In most ways, my observance of Yom Kippur won’t be much different than thousands of other Jews in pews across North America.
Wait, what was that last thing?
Every Yom Kippur since 2007, my dad and I have spent part of the early afternoon – during the children’s service – browsing in the Barnes and Noble near his congregation. More than just a way to pass the time between services, this minhag (custom) is our chance to reminiscence about books we’ve each read, discuss the ones we think we’d like to read, and compare notes on still others that we’ve heard about but not yet read. For me (and for him, too, I hope), this time together is now as much a part of the High Holidays as round challah and apples and honey.
This year you may have an opportunity to browse as well.
One of the features of Mishkan Hanefesh, the new Reform machzor (High Holidays prayer book), is a diverse selection of alternate readings, designed, in part, for browsing. These words – in the form of poems, quotes, stories, and more – offer a range of thoughts, ideas, and perspectives that complement the book’s traditional liturgy for these intense days of personal introspection.
As I explored the machzor, a few passages resonated especially strongly with me, offering views that are helping advance my own cheshbon hanefesh (accounting of the soul), a task many Jews intentionally and deliberately take on in the weeks leading up to the High Holidays.
The first was a poem called “Prayer” by Marie Howe, a former New York State poet laureate:
Every day I want to speak with you. And every day something more important
calls for my attention—the drugstore, the beauty products, the luggage
I need to buy for the trip.
Even now I can hardly sit here
among the falling piles of paper and clothing, the garbage trucks outside
already screeching and banging.
The mystics say you are as close as my own breath.
Why do I flee from you?
My days and nights pour through me like complaints
and become a story I forgot to tell.
Help me. Even as I write these words I am planning
to rise from the chair as soon as I finish this sentence.
Another reading, “The Gift of Honor,” seamlessly combines an ancient teaching from Pirkei Avot with one from Abraham Twerski, a 20th-century American Hasidic rabbi, into a poignant reminder to readers to seek out the divine spark in everyone – especially when it’s not so easy to see:
Ben Azzai used to say:
Treat no one with scorn;
Regard nothing as useless,
For all people have their moment,
And all things have their place.
Diamonds, when found in the ground,
May look like worthless pieces of glass.
It takes an expert to see the precious gem that is hidden within.
Become an expert in human beings.
Learn to see each one as a diamond in the rough.

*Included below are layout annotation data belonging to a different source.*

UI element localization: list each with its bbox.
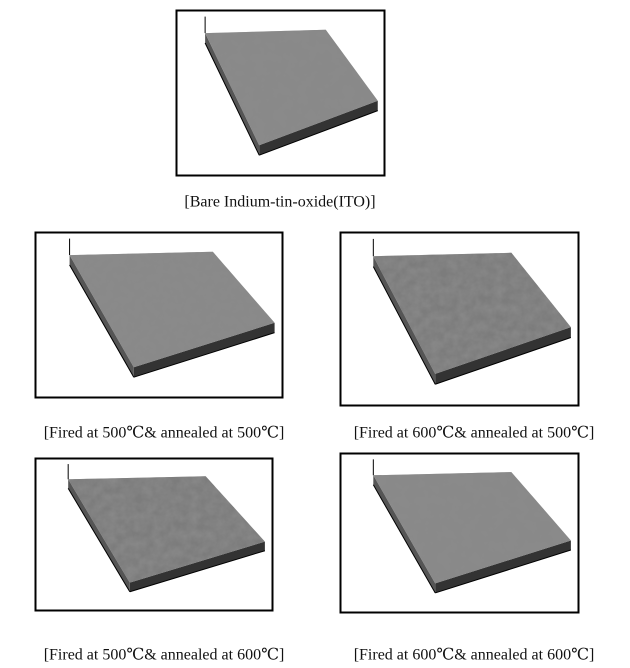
panel-caption: [Fired at 500℃& annealed at 600℃]: [44, 647, 285, 664]
panel-caption: [Bare Indium-tin-oxide(ITO)]: [184, 194, 375, 211]
afm-panel: [340, 453, 579, 613]
afm-panel: [340, 232, 579, 406]
panel-caption: [Fired at 500℃& annealed at 500℃]: [44, 425, 285, 442]
afm-panel: [176, 10, 385, 176]
panel-caption: [Fired at 600℃& annealed at 600℃]: [354, 647, 595, 664]
afm-panel: [35, 458, 273, 611]
panel-caption: [Fired at 600℃& annealed at 500℃]: [354, 425, 595, 442]
figure: [Bare Indium-tin-oxide(ITO)] [Fired at 50…: [0, 0, 630, 668]
afm-panel: [35, 232, 283, 398]
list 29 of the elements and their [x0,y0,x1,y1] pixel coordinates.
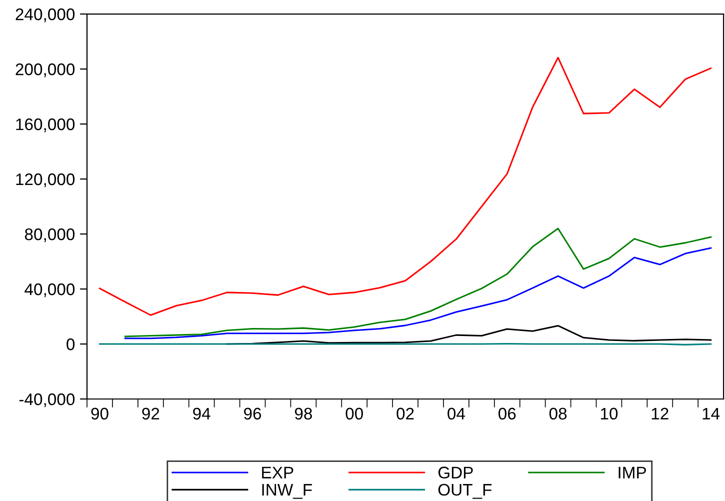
x-tick-label: 12 [652,408,668,420]
line-series [124,247,712,340]
x-tick-label: 04 [448,408,465,420]
y-tick-label: -40,000 [19,393,75,408]
x-tick-label: 14 [702,408,720,420]
legend-label: INW_F [262,484,312,499]
y-tick-label: 80,000 [24,228,75,242]
legend-label: OUT_F [438,484,492,499]
x-tick-label: 02 [396,408,414,420]
y-tick-label: 40,000 [24,283,75,298]
x-tick-label: 08 [549,408,567,420]
legend-label: GDP [438,466,473,478]
x-tick-label: 96 [244,408,262,420]
line-series [98,56,712,316]
x-tick-label: 92 [142,408,160,420]
y-tick-label: 0 [66,338,75,350]
y-tick-label: 120,000 [16,173,75,188]
x-tick-label: 94 [193,408,210,420]
legend-label: EXP [262,466,294,478]
x-tick-label: 98 [294,408,312,420]
y-tick-label: 200,000 [16,63,75,78]
x-tick-label: 06 [498,408,516,420]
y-tick-label: 160,000 [16,118,75,132]
x-tick-label: 90 [91,408,108,420]
line-series [124,228,712,338]
legend-label: IMP [618,466,646,478]
x-tick-label: 00 [346,408,363,420]
x-tick-label: 10 [600,408,618,420]
y-tick-label: 240,000 [16,8,75,22]
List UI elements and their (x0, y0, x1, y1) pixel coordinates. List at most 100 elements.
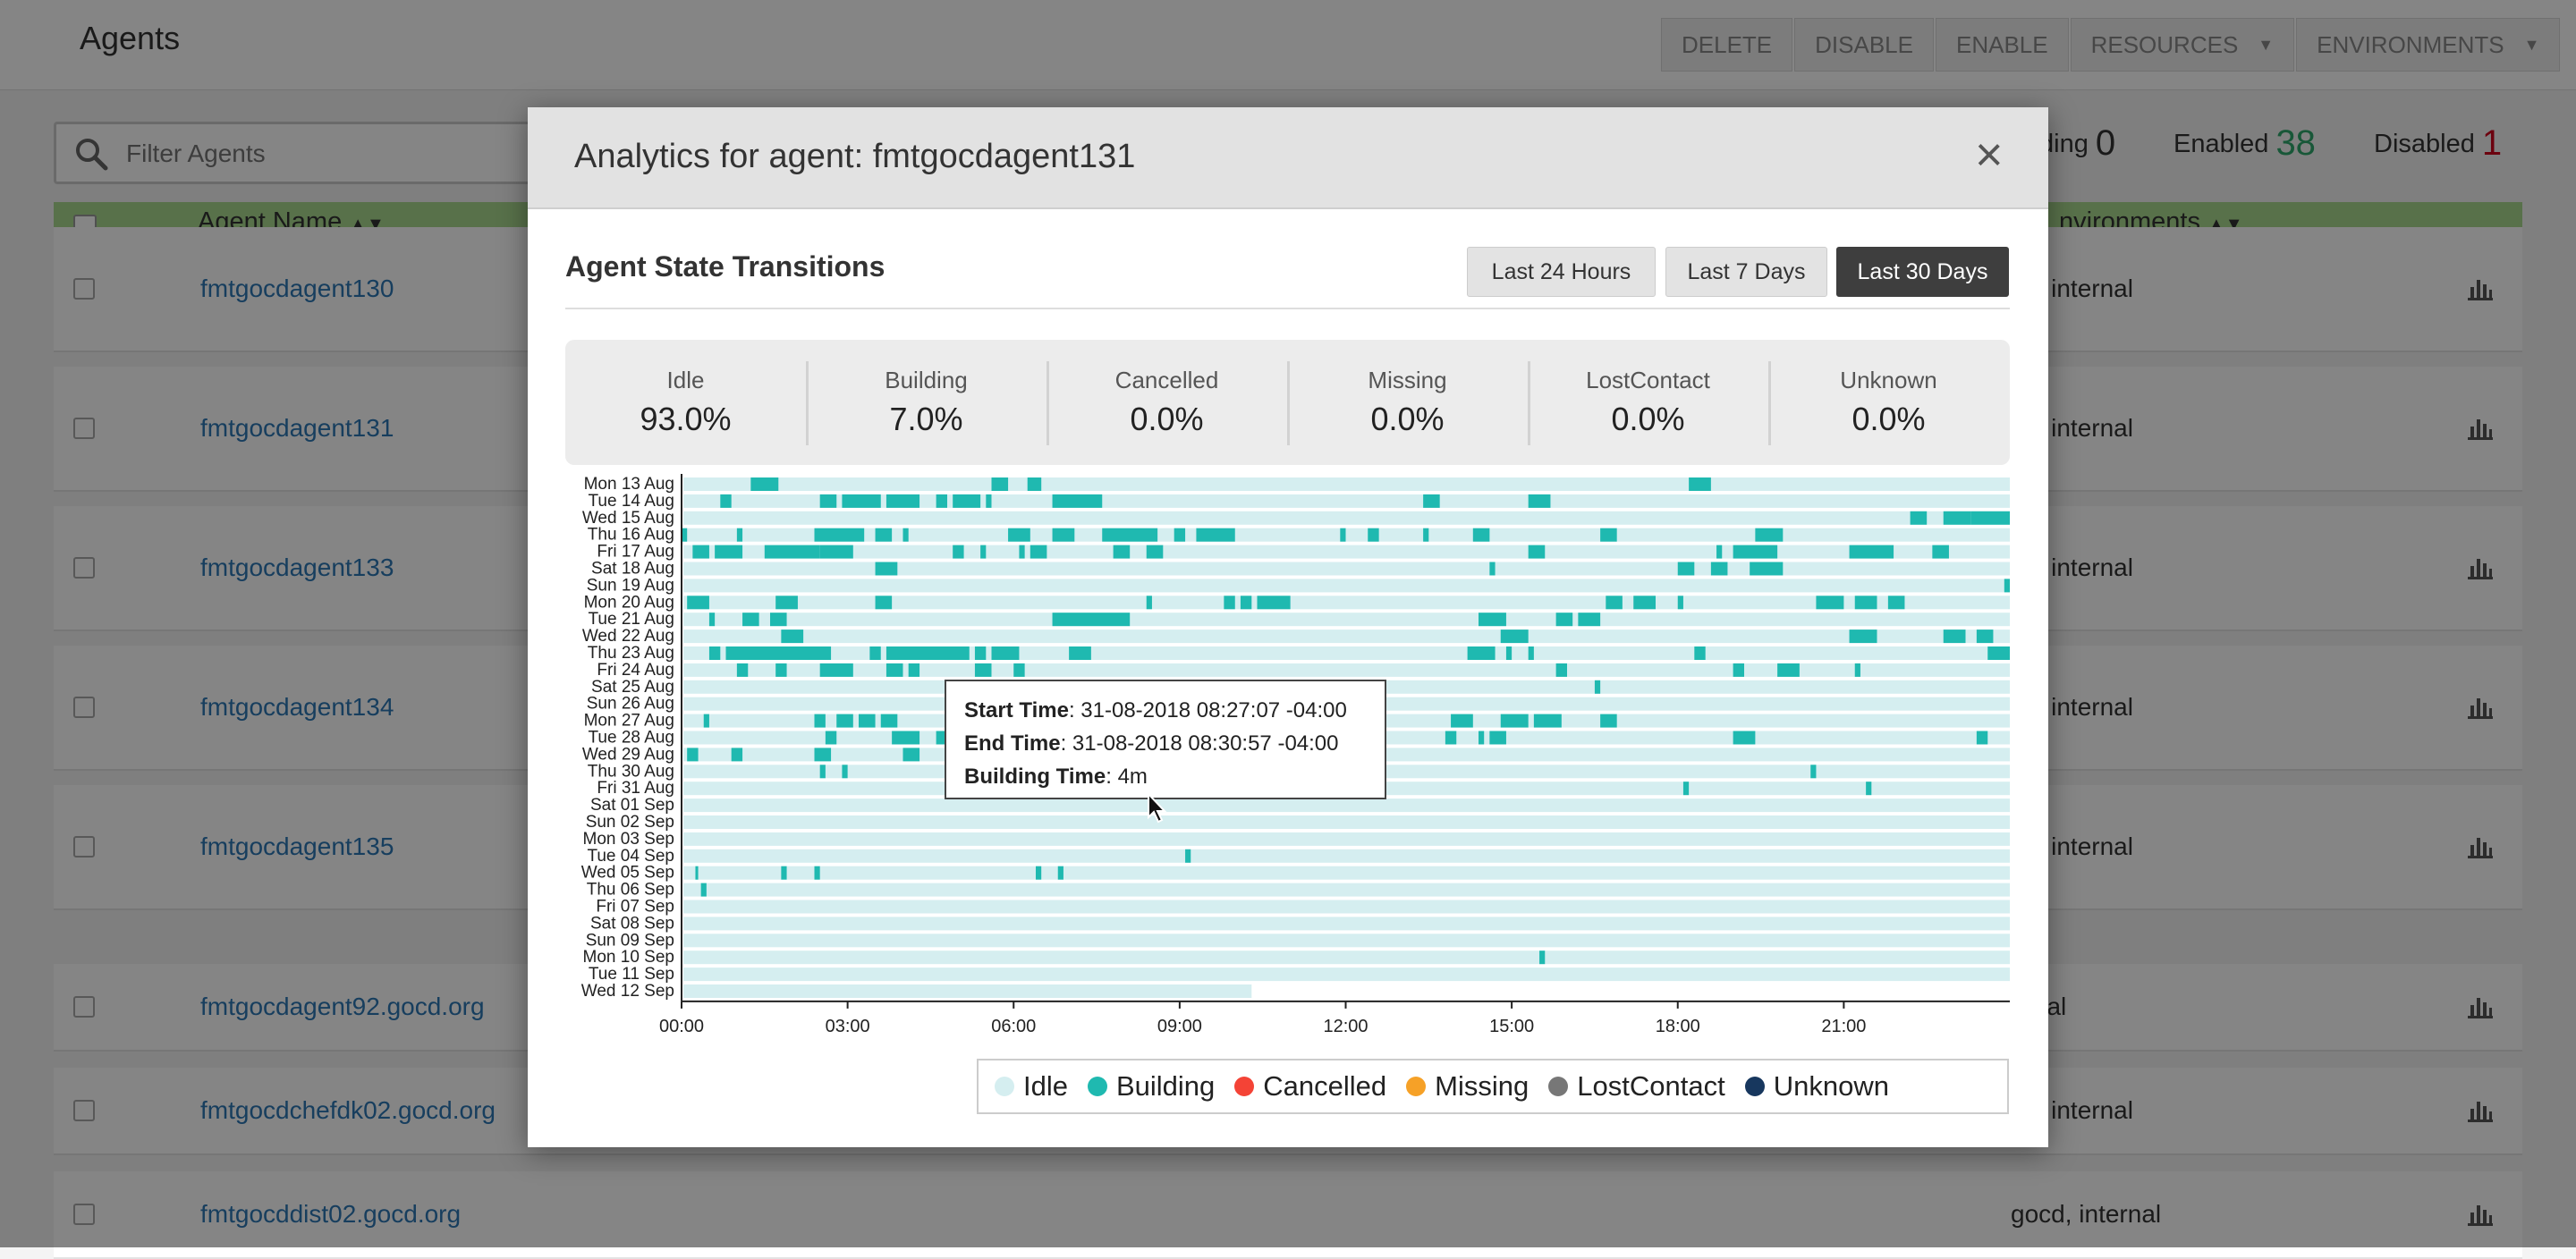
idle-bar (683, 900, 2010, 914)
legend-dot-icon (995, 1077, 1014, 1096)
agent-name-link[interactable]: fmtgocdagent130 (200, 275, 394, 302)
disable-button[interactable]: DISABLE (1794, 18, 1934, 72)
modal-header: Analytics for agent: fmtgocdagent131 × (528, 107, 2048, 209)
building-segment (1368, 528, 1379, 542)
building-segment (1677, 596, 1683, 610)
search-icon (76, 139, 108, 171)
agent-name-link[interactable]: fmtgocdagent134 (200, 693, 394, 721)
row-label: Sat 01 Sep (590, 796, 674, 815)
building-segment (1467, 646, 1496, 660)
stat-cancelled: Cancelled 0.0% (1114, 367, 1219, 437)
building-segment (814, 714, 826, 728)
building-segment (814, 748, 832, 762)
analytics-icon[interactable] (2466, 555, 2495, 580)
building-segment (687, 748, 699, 762)
agent-name-link[interactable]: fmtgocddist02.gocd.org (200, 1200, 462, 1228)
building-segment (991, 646, 1020, 660)
building-segment (1594, 680, 1601, 694)
analytics-icon[interactable] (2466, 1202, 2495, 1227)
building-segment (1445, 731, 1457, 745)
building-segment (725, 646, 832, 660)
row-checkbox[interactable] (73, 1204, 95, 1225)
row-checkbox[interactable] (73, 418, 95, 439)
building-segment (1257, 596, 1291, 610)
analytics-icon[interactable] (2466, 416, 2495, 441)
resources-button[interactable]: RESOURCES ▼ (2070, 18, 2295, 72)
building-segment (775, 663, 787, 677)
building-segment (1716, 545, 1723, 559)
building-segment (1423, 528, 1429, 542)
x-tick-label: 21:00 (1821, 1017, 1866, 1036)
delete-button[interactable]: DELETE (1661, 18, 1793, 72)
caret-down-icon: ▼ (2258, 35, 2275, 54)
analytics-icon[interactable] (2466, 1098, 2495, 1123)
building-segment (1910, 511, 1928, 525)
row-label: Fri 24 Aug (597, 661, 674, 680)
analytics-icon[interactable] (2466, 834, 2495, 859)
stat-divider (1046, 361, 1049, 445)
row-label: Sun 26 Aug (587, 695, 674, 714)
enable-button[interactable]: ENABLE (1935, 18, 2069, 72)
building-segment (736, 663, 749, 677)
building-segment (908, 663, 920, 677)
building-segment (764, 545, 820, 559)
legend-dot-icon (1087, 1077, 1107, 1096)
building-segment (1987, 646, 2010, 660)
building-segment (1887, 596, 1905, 610)
filter-agents-input[interactable] (124, 135, 539, 173)
x-tick-label: 03:00 (826, 1017, 870, 1036)
analytics-icon[interactable] (2466, 695, 2495, 720)
building-segment (974, 646, 987, 660)
agent-name-link[interactable]: fmtgocdchefdk02.gocd.org (200, 1096, 496, 1124)
row-checkbox[interactable] (73, 836, 95, 858)
analytics-icon[interactable] (2466, 994, 2495, 1019)
toolbar: DELETE DISABLE ENABLE RESOURCES ▼ ENVIRON… (1661, 18, 2562, 72)
x-tick-label: 06:00 (991, 1017, 1036, 1036)
agent-name-link[interactable]: fmtgocdagent135 (200, 832, 394, 860)
close-icon[interactable]: × (1975, 128, 2004, 182)
agent-name-link[interactable]: fmtgocdagent92.gocd.org (200, 993, 485, 1020)
building-segment (781, 866, 787, 880)
idle-bar (683, 984, 1252, 998)
idle-bar (683, 917, 2010, 931)
idle-bar (683, 579, 2010, 593)
building-segment (1052, 494, 1103, 508)
building-segment (692, 545, 709, 559)
building-segment (1539, 951, 1546, 965)
legend-label: Cancelled (1263, 1070, 1387, 1102)
row-checkbox[interactable] (73, 996, 95, 1018)
building-segment (1682, 782, 1690, 796)
row-checkbox[interactable] (73, 557, 95, 579)
building-segment (1500, 630, 1529, 644)
row-label: Tue 11 Sep (589, 965, 674, 984)
x-tick-label: 15:00 (1489, 1017, 1534, 1036)
building-segment (892, 731, 920, 745)
agent-name-link[interactable]: fmtgocdagent131 (200, 414, 394, 442)
building-segment (731, 748, 743, 762)
building-segment (974, 663, 992, 677)
last-24-hours-button[interactable]: Last 24 Hours (1467, 247, 1656, 297)
modal-title: Analytics for agent: fmtgocdagent131 (574, 138, 1136, 175)
building-segment (1052, 613, 1131, 627)
analytics-icon[interactable] (2466, 276, 2495, 301)
row-label: Thu 23 Aug (588, 644, 674, 663)
tooltip-end-time: End Time: 31-08-2018 08:30:57 -04:00 (964, 731, 1339, 756)
idle-bar (683, 934, 2010, 948)
idle-bar (683, 630, 2010, 644)
building-segment (1854, 663, 1860, 677)
last-7-days-button[interactable]: Last 7 Days (1665, 247, 1827, 297)
legend-item-unknown: Unknown (1744, 1070, 1889, 1103)
building-segment (1733, 663, 1744, 677)
building-segment (1528, 545, 1546, 559)
building-segment (1943, 511, 1971, 525)
table-row: fmtgocdagent134 cd, internal (54, 646, 2522, 771)
row-checkbox[interactable] (73, 697, 95, 718)
last-30-days-button[interactable]: Last 30 Days (1836, 247, 2009, 297)
building-segment (1027, 477, 1042, 491)
agent-name-link[interactable]: fmtgocdagent133 (200, 553, 394, 581)
environments-button[interactable]: ENVIRONMENTS ▼ (2296, 18, 2561, 72)
building-segment (1755, 528, 1784, 542)
row-checkbox[interactable] (73, 278, 95, 300)
row-checkbox[interactable] (73, 1100, 95, 1121)
building-segment (1036, 866, 1042, 880)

And, finally, this one, “Tiny Joys” by the poet Rachel Bluwstein, known as Rachel:
Tiny joys, joys like a lizard’s tail:
a sudden sea between two city buildings in the west,
windows glittering in the setting sun –
A consoling music in everything,
in everything mysteries and hints –
and everything waiting for corals of beautiful words
to be strung by the imagination on its string.
These are but three of the readings in Mishkan Hanefesh that encourage individuals to “peel off” during worship to actively explore and assess their actions and reactions during the year just ended.
When done properly, this annual accounting of the soul is meant to challenge us to be our best selves – or better selves – in the new year. With its alternate readings providing easy access to the themes of the season, as well as creative, thought-provoking material to browse, the new Reform machzor is sure to be a welcome addition in congregations during these Days of Awe and for years to come.